One difficulty is that the data provide just a snapshot, so may simply be measuring cohorts of people rather than changes in individuals’ happiness as they age. By using longitudinal data, which tracks the same people over a long period of time, several studies have tried to find out whether happiness really is U-shaped.

A 2012 study of happiness among Australians, Britons and Germans between 1980 and 2010 found that after controlling for income, relationships, health and the fact that longitudinal panels may be biased, self-reported happiness was flat between the ages of 20 and 55. It then rose through to the age of 75 as people enjoyed a stress-free life before declining sharply as their health deteriorated. Another study published in 2015 used the same data but employed a different methodology and found evidence for a U-bend in life. It posits that happiness is a simple function of vitality and emotional maturity: the latter rises with age, while vitality deteriorates with age, but in concert they combine to minimise happiness at around middle age.

Children play a part, too. A recent working paper published by NBER finds that children increase the happiness of European parents, especially for the first ten years.
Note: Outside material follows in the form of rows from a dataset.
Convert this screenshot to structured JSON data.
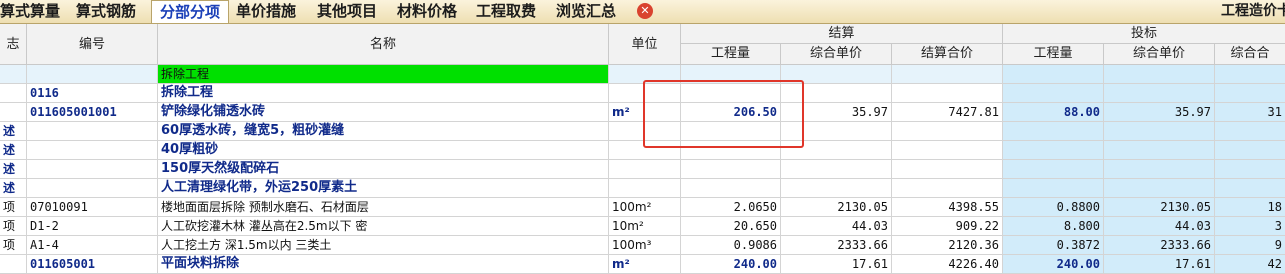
{
  "tabs": [
    {
      "label": "算式算量",
      "active": false
    },
    {
      "label": "算式钢筋",
      "active": false
    },
    {
      "label": "分部分项",
      "active": true
    },
    {
      "label": "单价措施",
      "active": false
    },
    {
      "label": "其他项目",
      "active": false
    },
    {
      "label": "材料价格",
      "active": false
    },
    {
      "label": "工程取费",
      "active": false
    },
    {
      "label": "浏览汇总",
      "active": false
    }
  ],
  "close_icon": "close-icon",
  "close_glyph": "✕",
  "right_label": "工程造价卡",
  "headers": {
    "flag": "志",
    "code": "编号",
    "name": "名称",
    "unit": "单位",
    "settle_group": "结算",
    "bid_group": "投标",
    "qty": "工程量",
    "unit_price": "综合单价",
    "settle_total": "结算合价",
    "bid_total": "综合合"
  },
  "rows": [
    {
      "flag": "",
      "code": "",
      "name": "拆除工程",
      "unit": "",
      "qty": "",
      "price": "",
      "total": "",
      "bqty": "",
      "bprice": "",
      "btotal": ""
    },
    {
      "flag": "",
      "code": "0116",
      "name": "拆除工程",
      "unit": "",
      "qty": "",
      "price": "",
      "total": "",
      "bqty": "",
      "bprice": "",
      "btotal": ""
    },
    {
      "flag": "",
      "code": "011605001001",
      "name": "铲除绿化铺透水砖",
      "unit": "m²",
      "qty": "206.50",
      "price": "35.97",
      "total": "7427.81",
      "bqty": "88.00",
      "bprice": "35.97",
      "btotal": "31"
    },
    {
      "flag": "述",
      "code": "",
      "name": "60厚透水砖，缝宽5，粗砂灌缝",
      "unit": "",
      "qty": "",
      "price": "",
      "total": "",
      "bqty": "",
      "bprice": "",
      "btotal": ""
    },
    {
      "flag": "述",
      "code": "",
      "name": "40厚粗砂",
      "unit": "",
      "qty": "",
      "price": "",
      "total": "",
      "bqty": "",
      "bprice": "",
      "btotal": ""
    },
    {
      "flag": "述",
      "code": "",
      "name": "150厚天然级配碎石",
      "unit": "",
      "qty": "",
      "price": "",
      "total": "",
      "bqty": "",
      "bprice": "",
      "btotal": ""
    },
    {
      "flag": "述",
      "code": "",
      "name": "人工清理绿化带，外运250厚素土",
      "unit": "",
      "qty": "",
      "price": "",
      "total": "",
      "bqty": "",
      "bprice": "",
      "btotal": ""
    },
    {
      "flag": "项",
      "code": "07010091",
      "name": "楼地面面层拆除 预制水磨石、石材面层",
      "unit": "100m²",
      "qty": "2.0650",
      "price": "2130.05",
      "total": "4398.55",
      "bqty": "0.8800",
      "bprice": "2130.05",
      "btotal": "18"
    },
    {
      "flag": "项",
      "code": "D1-2",
      "name": "人工砍挖灌木林 灌丛高在2.5m以下 密",
      "unit": "10m²",
      "qty": "20.650",
      "price": "44.03",
      "total": "909.22",
      "bqty": "8.800",
      "bprice": "44.03",
      "btotal": "3"
    },
    {
      "flag": "项",
      "code": "A1-4",
      "name": "人工挖土方 深1.5m以内 三类土",
      "unit": "100m³",
      "qty": "0.9086",
      "price": "2333.66",
      "total": "2120.36",
      "bqty": "0.3872",
      "bprice": "2333.66",
      "btotal": "9"
    },
    {
      "flag": "",
      "code": "011605001",
      "name": "平面块料拆除",
      "unit": "m²",
      "qty": "240.00",
      "price": "17.61",
      "total": "4226.40",
      "bqty": "240.00",
      "bprice": "17.61",
      "btotal": "42"
    }
  ]
}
Parents become less happy, however, if having children causes them to encounter financial difficulties. It follows, then, that happiness bounces back for financially-stretched parents once those children become financially independent, but decreases for those parents that enjoyed their children in financial comfort. Evidence for the U-bend of life might be mixed but if life does begin at 40 then it might be down to the matter of money and kids.